Why do they go? For a grown-up Disneyland.

Sin City is a desert mirage where the quietest of office workers can morph into talk show hosts, where the casinos have no windows or clocks, where real gondolas glide over fake canals and hotel fronts take the form of rollercoasters and replica Eiffel Towers.

It's surreal. But it's not just skin-deep. Las Vegas's food and shopping scenes are among the best in the US, its old downtown is pure Americana, and its shows are stunners - from Céline Dion to Cirque du Soleil.

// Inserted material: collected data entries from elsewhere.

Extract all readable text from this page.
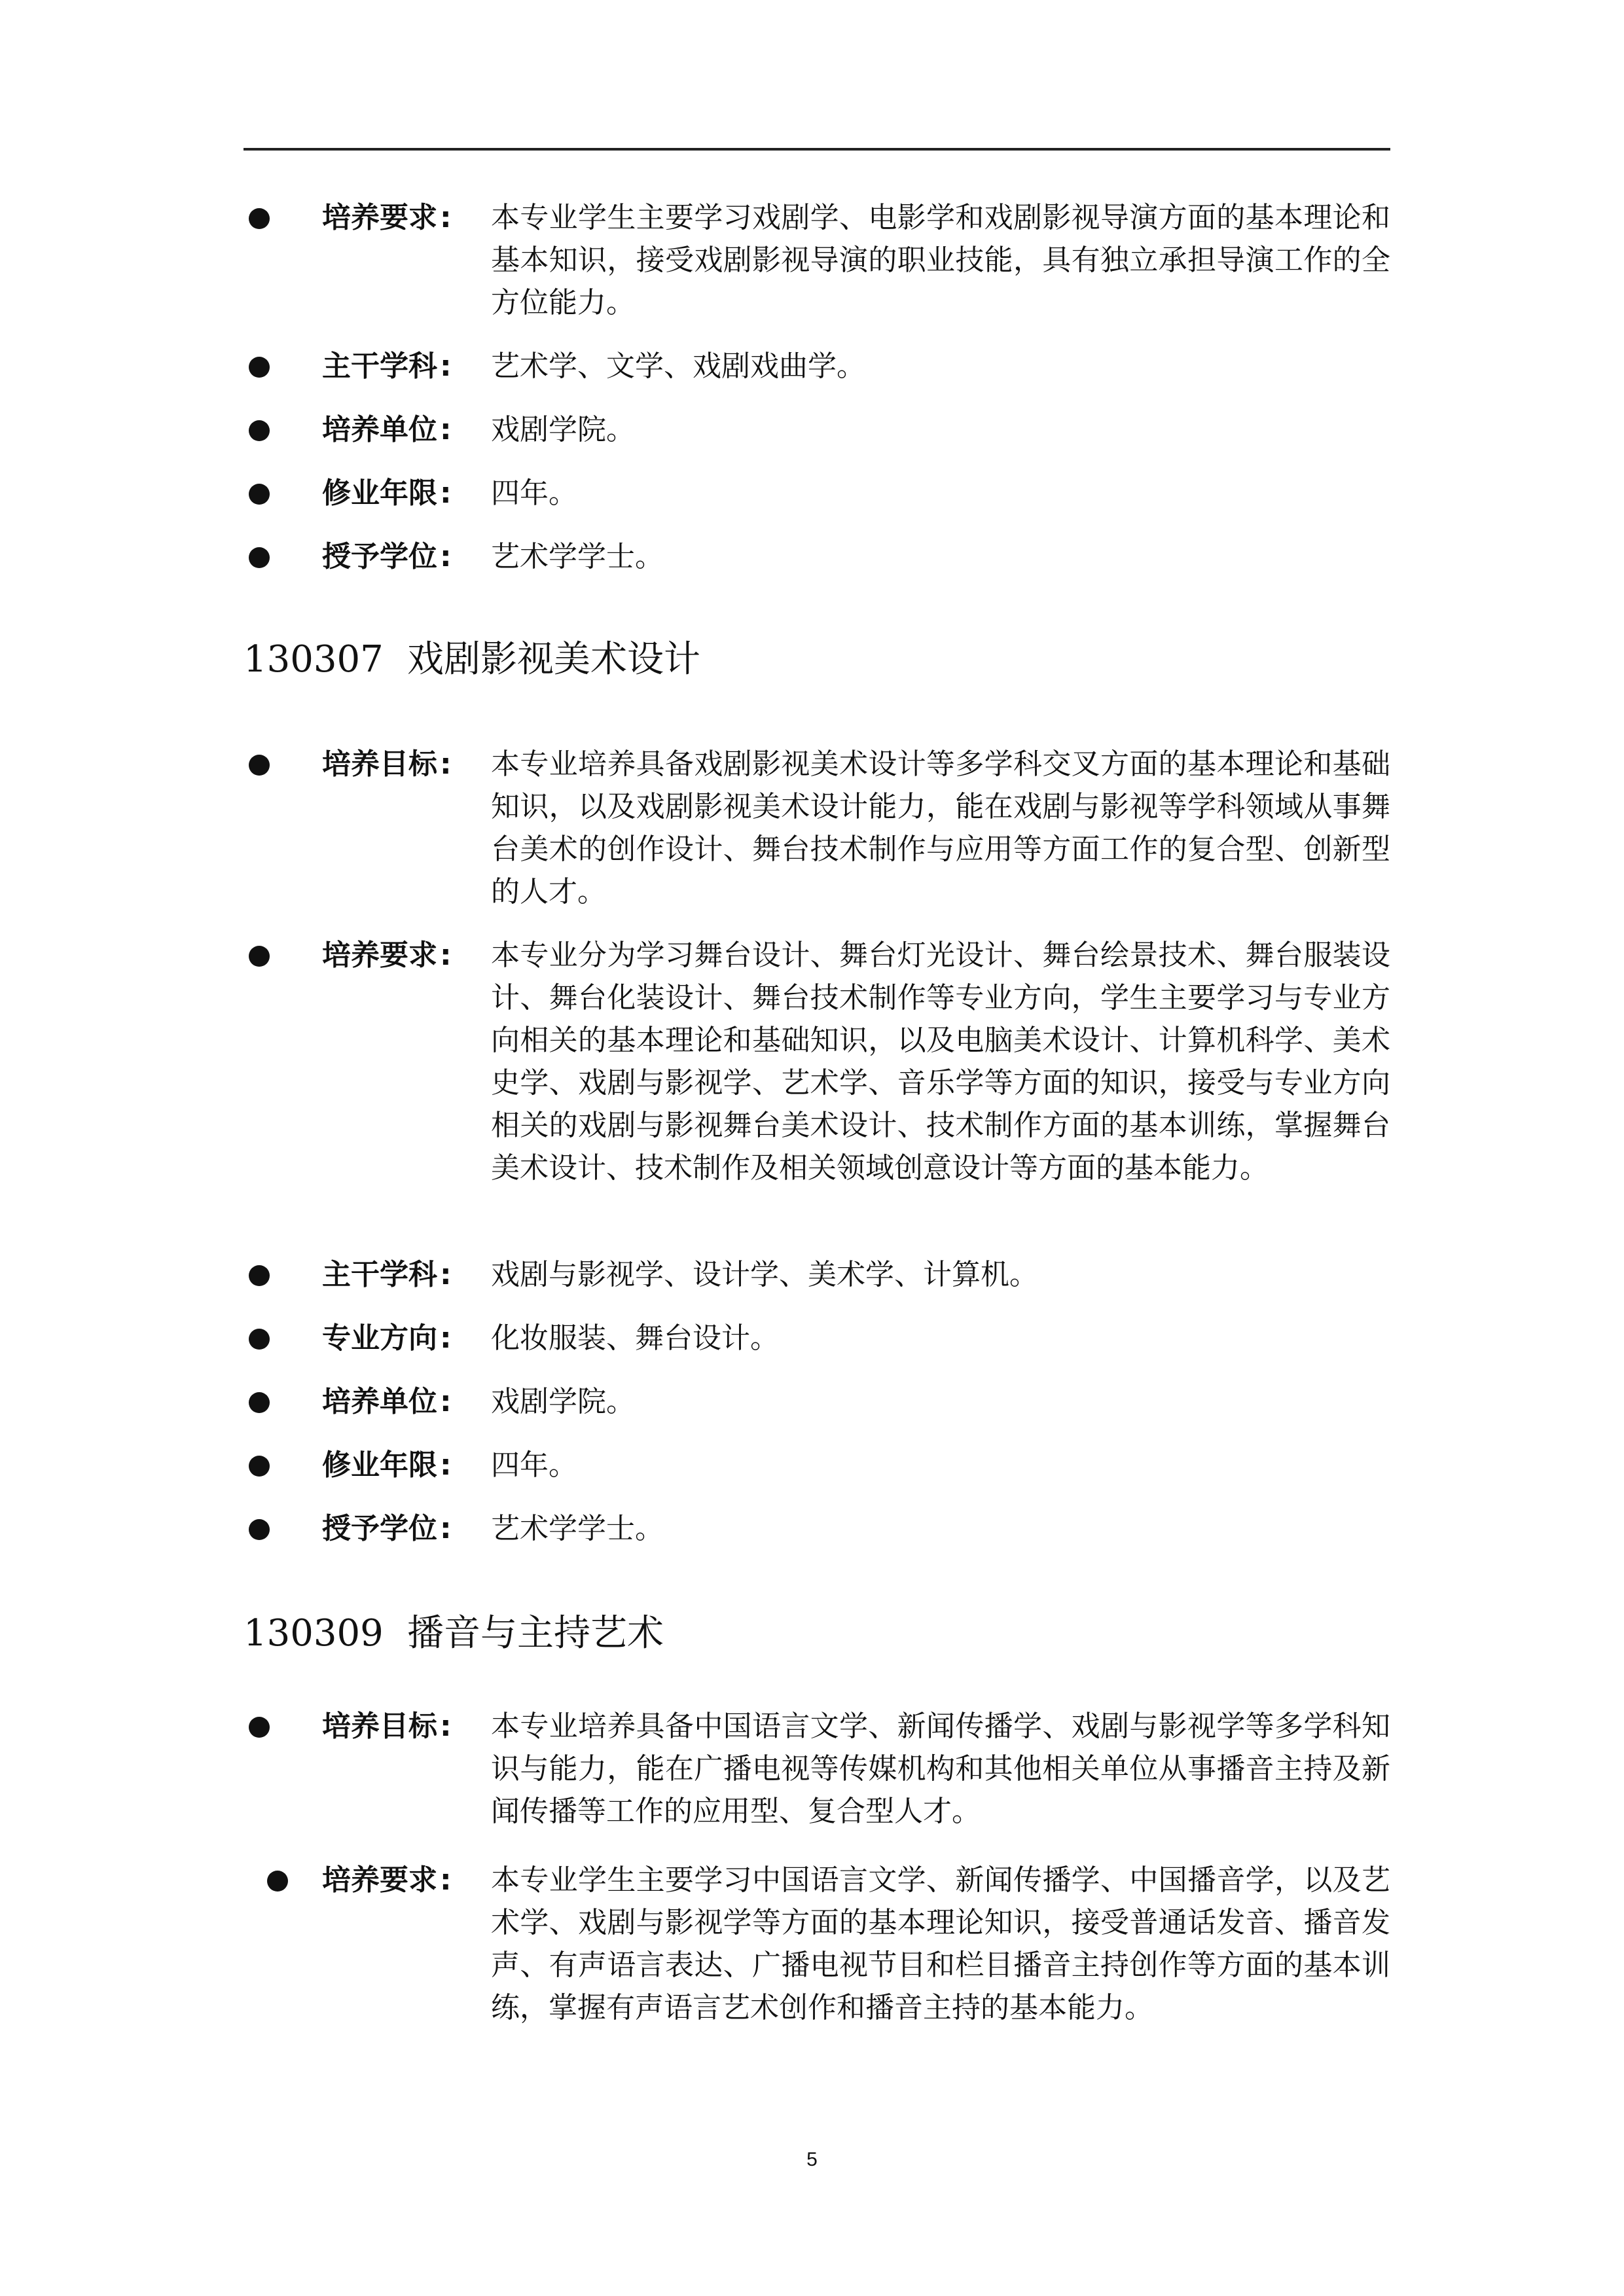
培养要求 : 本专业学生主要学习戏剧学、电影学和戏剧影视导演方面的基本理论和基本知识，接受戏剧影视导演的职业技能，具有独立承担导演工作的全方位能力。
主干学科 : 艺术学、文学、戏剧戏曲学。
培养单位 : 戏剧学院。
修业年限 : 四年。
授予学位 : 艺术学学士。
130307 戏剧影视美术设计
培养目标 : 本专业培养具备戏剧影视美术设计等多学科交叉方面的基本理论和基础知识，以及戏剧影视美术设计能力，能在戏剧与影视等学科领域从事舞台美术的创作设计、舞台技术制作与应用等方面工作的复合型、创新型的人才。
培养要求 : 本专业分为学习舞台设计、舞台灯光设计、舞台绘景技术、舞台服装设计、舞台化装设计、舞台技术制作等专业方向，学生主要学习与专业方向相关的基本理论和基础知识，以及电脑美术设计、计算机科学、美术史学、戏剧与影视学、艺术学、音乐学等方面的知识，接受与专业方向相关的戏剧与影视舞台美术设计、技术制作方面的基本训练，掌握舞台美术设计、技术制作及相关领域创意设计等方面的基本能力。
主干学科 : 戏剧与影视学、设计学、美术学、计算机。
专业方向 : 化妆服装、舞台设计。
培养单位 : 戏剧学院。
修业年限 : 四年。
授予学位 : 艺术学学士。
130309 播音与主持艺术
培养目标 : 本专业培养具备中国语言文学、新闻传播学、戏剧与影视学等多学科知识与能力，能在广播电视等传媒机构和其他相关单位从事播音主持及新闻传播等工作的应用型、复合型人才。
培养要求 : 本专业学生主要学习中国语言文学、新闻传播学、中国播音学，以及艺术学、戏剧与影视学等方面的基本理论知识，接受普通话发音、播音发声、有声语言表达、广播电视节目和栏目播音主持创作等方面的基本训练，掌握有声语言艺术创作和播音主持的基本能力。
5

Now this. Suddenly, one of those shows is a crime scene. Like the Bataclan in Paris, the Ariana Grande concert in Manchester, like Pulse Nightclub in Orlando, a night out has metamorphosed into a horrific mass murder.

Vegas will bounce back quickly. I'm certain of it. There's a resilience to the city, to Americans, to humans. While destinations like Egypt and Tunisia have been wiped off the tourist map by mass shootings and terror attacks, big cities tend to rebound, tourists to return. Think London. Nice. Madrid. Berlin.

Of course, that's no comfort to Las Vegans today.

Yesterday, the Department of Foreign Affairs did not specifically mention the city on its US travel advice page. But it did have a poignant general warning.

"There is an increased threat of terrorism and extremist violence worldwide and this should be borne in mind by Irish citizens living and working in the USA. The USA has also witnessed a number of mass shootings in recent years."